The term became widespread after Kulwicki's death from a high-speed head-on collision. Hours after Kulwicki's death, Peter Jellen drove Kulwicki’s racecar hauler the wrong way down Bristol Motor Speedway. Two days later, Michael Waltrip honored his short-track foe by mimicking his stunt. Rusty Wallace drove the wrong way during each race of the 1993 season. It caught on so quickly that most American race tracks on the NASCAR circuit have been declared two-way thoroughfares, despite the sudden need for NO PASSING zones.
edit Negro victory lap
Most of the administration of U.S. President Barack Obama was one gavel-to-gavel victory lap. The lap technically began in September 2008, four months before he officially received his Obama-pen and Obama-phone, when it became clear that John McCain would fire any aide who either referred to Obama's middle name or his country of origin. Obama drove neither clockwise nor counterclockwise, but generally conducted his victory lap by inviting Congressional leaders to drive to the White House to participate in a bi-partisan unity government by agreeing to all his bills without any amendments.
Part of this "victory lap" was spent in Europe, where the President called himself a "citizen of the world" and announced that ocean levels were about to start receding. European leaders lapped this up, as it would allow new islands to surface in the middle of the Atlantic Ocean that they could go to war over. Obama took additional victory laps after his party's notorious defeats in 2010 and 2014.
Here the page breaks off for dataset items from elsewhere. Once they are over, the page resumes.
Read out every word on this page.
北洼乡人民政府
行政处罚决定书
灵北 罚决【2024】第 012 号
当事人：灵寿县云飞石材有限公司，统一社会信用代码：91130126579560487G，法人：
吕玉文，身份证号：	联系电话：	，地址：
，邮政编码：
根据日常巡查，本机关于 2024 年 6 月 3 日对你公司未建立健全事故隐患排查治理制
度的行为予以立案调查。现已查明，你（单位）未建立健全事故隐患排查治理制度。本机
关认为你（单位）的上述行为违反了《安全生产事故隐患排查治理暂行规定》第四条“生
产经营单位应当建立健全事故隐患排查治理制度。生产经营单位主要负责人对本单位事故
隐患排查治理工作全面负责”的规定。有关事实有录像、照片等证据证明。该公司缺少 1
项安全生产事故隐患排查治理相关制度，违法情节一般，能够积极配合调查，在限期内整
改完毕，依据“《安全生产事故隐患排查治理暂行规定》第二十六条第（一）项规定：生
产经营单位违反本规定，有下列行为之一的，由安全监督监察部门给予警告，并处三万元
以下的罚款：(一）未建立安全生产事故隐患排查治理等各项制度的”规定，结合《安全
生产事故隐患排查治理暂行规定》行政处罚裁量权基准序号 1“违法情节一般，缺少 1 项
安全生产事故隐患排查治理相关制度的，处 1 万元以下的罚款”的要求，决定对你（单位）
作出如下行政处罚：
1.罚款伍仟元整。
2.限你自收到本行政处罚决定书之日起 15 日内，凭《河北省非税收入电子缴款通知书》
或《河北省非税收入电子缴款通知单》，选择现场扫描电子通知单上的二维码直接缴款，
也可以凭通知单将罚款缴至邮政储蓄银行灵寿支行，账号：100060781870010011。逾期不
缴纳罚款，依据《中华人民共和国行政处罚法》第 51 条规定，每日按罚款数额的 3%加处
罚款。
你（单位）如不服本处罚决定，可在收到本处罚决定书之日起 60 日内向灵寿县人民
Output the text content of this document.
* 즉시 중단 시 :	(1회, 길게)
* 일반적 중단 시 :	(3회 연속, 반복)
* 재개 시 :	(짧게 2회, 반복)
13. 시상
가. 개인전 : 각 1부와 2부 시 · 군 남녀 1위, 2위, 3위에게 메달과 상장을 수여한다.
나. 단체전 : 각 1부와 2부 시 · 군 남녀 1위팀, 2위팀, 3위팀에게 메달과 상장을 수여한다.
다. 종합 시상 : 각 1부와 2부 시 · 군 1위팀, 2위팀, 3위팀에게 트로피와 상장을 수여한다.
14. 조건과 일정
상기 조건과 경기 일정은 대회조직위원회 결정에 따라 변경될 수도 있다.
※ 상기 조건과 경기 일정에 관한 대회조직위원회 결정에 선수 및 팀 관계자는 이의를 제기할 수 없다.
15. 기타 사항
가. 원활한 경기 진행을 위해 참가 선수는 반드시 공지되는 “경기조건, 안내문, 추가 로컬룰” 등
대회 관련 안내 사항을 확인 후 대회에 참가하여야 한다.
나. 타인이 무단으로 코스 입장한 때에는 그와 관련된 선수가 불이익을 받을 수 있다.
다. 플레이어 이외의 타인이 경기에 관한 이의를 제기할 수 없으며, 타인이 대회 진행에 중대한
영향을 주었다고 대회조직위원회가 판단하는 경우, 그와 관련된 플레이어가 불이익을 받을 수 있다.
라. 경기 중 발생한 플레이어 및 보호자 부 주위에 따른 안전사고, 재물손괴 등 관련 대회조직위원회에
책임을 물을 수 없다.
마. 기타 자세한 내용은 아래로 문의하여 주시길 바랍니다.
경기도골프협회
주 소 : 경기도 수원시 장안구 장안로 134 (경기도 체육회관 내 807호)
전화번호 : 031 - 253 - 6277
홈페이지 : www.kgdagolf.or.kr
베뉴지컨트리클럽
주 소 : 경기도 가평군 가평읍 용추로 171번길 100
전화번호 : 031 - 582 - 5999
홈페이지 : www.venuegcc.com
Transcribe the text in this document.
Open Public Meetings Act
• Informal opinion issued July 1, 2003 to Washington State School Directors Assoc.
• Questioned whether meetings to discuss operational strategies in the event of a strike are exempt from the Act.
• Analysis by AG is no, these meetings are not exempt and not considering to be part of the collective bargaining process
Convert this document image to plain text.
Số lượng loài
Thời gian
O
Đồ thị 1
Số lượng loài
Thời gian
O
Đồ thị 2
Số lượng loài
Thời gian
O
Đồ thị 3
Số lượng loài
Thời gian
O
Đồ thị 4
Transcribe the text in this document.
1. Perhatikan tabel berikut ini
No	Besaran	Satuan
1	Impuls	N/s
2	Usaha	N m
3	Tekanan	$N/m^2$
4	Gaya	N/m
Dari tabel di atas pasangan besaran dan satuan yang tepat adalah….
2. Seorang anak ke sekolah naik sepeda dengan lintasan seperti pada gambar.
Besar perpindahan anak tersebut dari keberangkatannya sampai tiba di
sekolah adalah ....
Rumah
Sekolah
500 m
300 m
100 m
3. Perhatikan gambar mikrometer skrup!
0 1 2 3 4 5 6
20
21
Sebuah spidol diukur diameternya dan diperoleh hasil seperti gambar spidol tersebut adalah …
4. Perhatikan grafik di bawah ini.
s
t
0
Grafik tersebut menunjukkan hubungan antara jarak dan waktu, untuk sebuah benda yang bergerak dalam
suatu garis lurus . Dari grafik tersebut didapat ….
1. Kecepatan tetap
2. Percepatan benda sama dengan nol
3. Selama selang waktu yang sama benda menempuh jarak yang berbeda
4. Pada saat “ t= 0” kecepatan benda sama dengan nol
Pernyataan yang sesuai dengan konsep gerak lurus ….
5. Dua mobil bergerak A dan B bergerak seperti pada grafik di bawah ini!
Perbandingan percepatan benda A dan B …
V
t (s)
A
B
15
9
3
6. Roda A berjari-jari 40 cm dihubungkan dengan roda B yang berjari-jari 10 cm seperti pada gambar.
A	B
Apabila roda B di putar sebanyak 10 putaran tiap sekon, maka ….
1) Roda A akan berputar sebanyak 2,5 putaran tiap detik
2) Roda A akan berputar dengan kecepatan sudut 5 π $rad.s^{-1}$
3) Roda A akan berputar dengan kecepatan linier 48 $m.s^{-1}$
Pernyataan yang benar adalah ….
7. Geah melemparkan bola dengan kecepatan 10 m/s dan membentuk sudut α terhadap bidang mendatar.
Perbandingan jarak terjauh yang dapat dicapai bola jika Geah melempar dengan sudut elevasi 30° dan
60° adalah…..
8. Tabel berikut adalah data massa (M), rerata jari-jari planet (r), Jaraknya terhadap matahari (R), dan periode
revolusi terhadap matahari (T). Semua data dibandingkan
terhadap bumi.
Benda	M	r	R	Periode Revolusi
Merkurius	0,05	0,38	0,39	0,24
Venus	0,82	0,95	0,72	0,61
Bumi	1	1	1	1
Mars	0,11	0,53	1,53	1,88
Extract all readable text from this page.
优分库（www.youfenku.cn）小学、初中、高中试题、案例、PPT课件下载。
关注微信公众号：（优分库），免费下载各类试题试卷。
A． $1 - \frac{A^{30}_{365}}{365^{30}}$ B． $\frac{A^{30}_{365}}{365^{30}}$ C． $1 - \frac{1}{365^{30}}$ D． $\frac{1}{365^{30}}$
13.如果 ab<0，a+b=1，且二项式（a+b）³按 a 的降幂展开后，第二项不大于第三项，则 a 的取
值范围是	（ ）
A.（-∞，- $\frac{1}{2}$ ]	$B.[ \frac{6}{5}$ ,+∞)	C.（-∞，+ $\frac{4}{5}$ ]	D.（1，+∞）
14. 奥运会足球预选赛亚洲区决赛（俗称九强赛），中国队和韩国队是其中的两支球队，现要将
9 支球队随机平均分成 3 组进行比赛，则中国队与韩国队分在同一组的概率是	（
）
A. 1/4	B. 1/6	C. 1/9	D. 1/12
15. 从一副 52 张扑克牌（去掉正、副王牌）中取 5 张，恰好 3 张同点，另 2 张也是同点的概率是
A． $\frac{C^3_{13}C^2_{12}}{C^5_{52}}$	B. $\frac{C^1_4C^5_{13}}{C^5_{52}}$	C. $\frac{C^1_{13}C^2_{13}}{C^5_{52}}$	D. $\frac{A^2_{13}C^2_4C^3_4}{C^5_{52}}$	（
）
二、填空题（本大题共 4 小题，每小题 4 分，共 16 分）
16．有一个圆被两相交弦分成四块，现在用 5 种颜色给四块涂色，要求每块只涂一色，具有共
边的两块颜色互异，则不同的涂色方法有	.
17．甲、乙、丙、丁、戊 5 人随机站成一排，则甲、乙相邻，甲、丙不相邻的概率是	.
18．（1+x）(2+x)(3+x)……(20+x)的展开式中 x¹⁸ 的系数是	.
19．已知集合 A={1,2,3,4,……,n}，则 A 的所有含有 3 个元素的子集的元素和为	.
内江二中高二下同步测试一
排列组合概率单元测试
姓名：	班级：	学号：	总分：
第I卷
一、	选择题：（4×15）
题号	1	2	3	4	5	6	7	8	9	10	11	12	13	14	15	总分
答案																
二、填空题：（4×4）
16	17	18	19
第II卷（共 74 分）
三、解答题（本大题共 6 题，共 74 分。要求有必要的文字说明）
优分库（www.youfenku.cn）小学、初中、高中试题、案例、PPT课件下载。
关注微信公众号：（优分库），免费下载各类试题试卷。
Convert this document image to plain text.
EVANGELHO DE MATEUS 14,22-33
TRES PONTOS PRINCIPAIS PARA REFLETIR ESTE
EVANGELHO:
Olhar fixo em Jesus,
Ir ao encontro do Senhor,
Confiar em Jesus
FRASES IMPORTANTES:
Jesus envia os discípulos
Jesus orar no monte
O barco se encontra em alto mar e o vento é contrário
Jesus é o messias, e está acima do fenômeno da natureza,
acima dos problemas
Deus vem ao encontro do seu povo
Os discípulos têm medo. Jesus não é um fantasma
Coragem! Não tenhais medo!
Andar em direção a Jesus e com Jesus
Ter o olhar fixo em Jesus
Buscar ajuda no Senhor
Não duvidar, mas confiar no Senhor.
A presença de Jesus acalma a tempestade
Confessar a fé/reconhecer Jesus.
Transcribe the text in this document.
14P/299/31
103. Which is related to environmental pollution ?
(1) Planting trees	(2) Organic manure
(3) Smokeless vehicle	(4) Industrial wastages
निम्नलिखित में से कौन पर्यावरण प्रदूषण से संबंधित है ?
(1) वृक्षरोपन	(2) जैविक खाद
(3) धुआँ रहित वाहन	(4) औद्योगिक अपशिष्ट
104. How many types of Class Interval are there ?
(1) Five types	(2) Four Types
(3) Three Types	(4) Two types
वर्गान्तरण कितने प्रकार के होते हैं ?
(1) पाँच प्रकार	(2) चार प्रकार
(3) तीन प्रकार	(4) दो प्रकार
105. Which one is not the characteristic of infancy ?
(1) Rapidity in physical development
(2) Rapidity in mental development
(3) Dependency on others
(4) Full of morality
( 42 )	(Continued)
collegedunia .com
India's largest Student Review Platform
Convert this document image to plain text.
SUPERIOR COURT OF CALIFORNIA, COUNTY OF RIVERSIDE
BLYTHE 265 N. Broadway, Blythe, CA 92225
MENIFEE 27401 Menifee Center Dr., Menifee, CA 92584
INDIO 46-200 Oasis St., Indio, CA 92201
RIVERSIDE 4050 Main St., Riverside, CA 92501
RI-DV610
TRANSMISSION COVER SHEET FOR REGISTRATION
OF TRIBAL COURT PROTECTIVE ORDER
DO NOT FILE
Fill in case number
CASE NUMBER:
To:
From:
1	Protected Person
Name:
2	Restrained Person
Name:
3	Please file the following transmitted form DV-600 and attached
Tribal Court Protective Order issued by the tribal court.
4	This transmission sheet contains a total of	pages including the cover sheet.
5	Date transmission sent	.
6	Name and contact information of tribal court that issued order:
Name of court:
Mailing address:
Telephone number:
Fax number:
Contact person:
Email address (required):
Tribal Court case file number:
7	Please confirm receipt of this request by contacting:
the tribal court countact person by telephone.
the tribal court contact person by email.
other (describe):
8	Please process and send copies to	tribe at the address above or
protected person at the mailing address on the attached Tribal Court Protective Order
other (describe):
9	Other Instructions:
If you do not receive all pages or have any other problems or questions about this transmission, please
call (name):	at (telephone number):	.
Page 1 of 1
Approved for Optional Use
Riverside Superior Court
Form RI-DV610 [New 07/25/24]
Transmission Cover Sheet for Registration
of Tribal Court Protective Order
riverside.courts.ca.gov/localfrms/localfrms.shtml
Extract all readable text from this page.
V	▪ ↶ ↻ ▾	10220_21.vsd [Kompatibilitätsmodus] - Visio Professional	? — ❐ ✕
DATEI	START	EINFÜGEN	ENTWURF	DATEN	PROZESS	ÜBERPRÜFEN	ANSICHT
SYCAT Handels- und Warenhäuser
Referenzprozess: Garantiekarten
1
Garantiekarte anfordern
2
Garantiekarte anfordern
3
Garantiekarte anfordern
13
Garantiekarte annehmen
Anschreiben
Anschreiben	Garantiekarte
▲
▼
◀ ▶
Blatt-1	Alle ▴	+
The Presidential "victory lap" has now become an American tradition. New Presidents spend that giddy first week in the Oval Office writing and signing Executive Orders before the lawyers have had a chance to think them through. For instance, during Donald Trump's victory lap in 2017, he took decisive, unilateral action to protect The Homeland by ensuring that foreign students who go to Montreal for the weekend cannot get back in.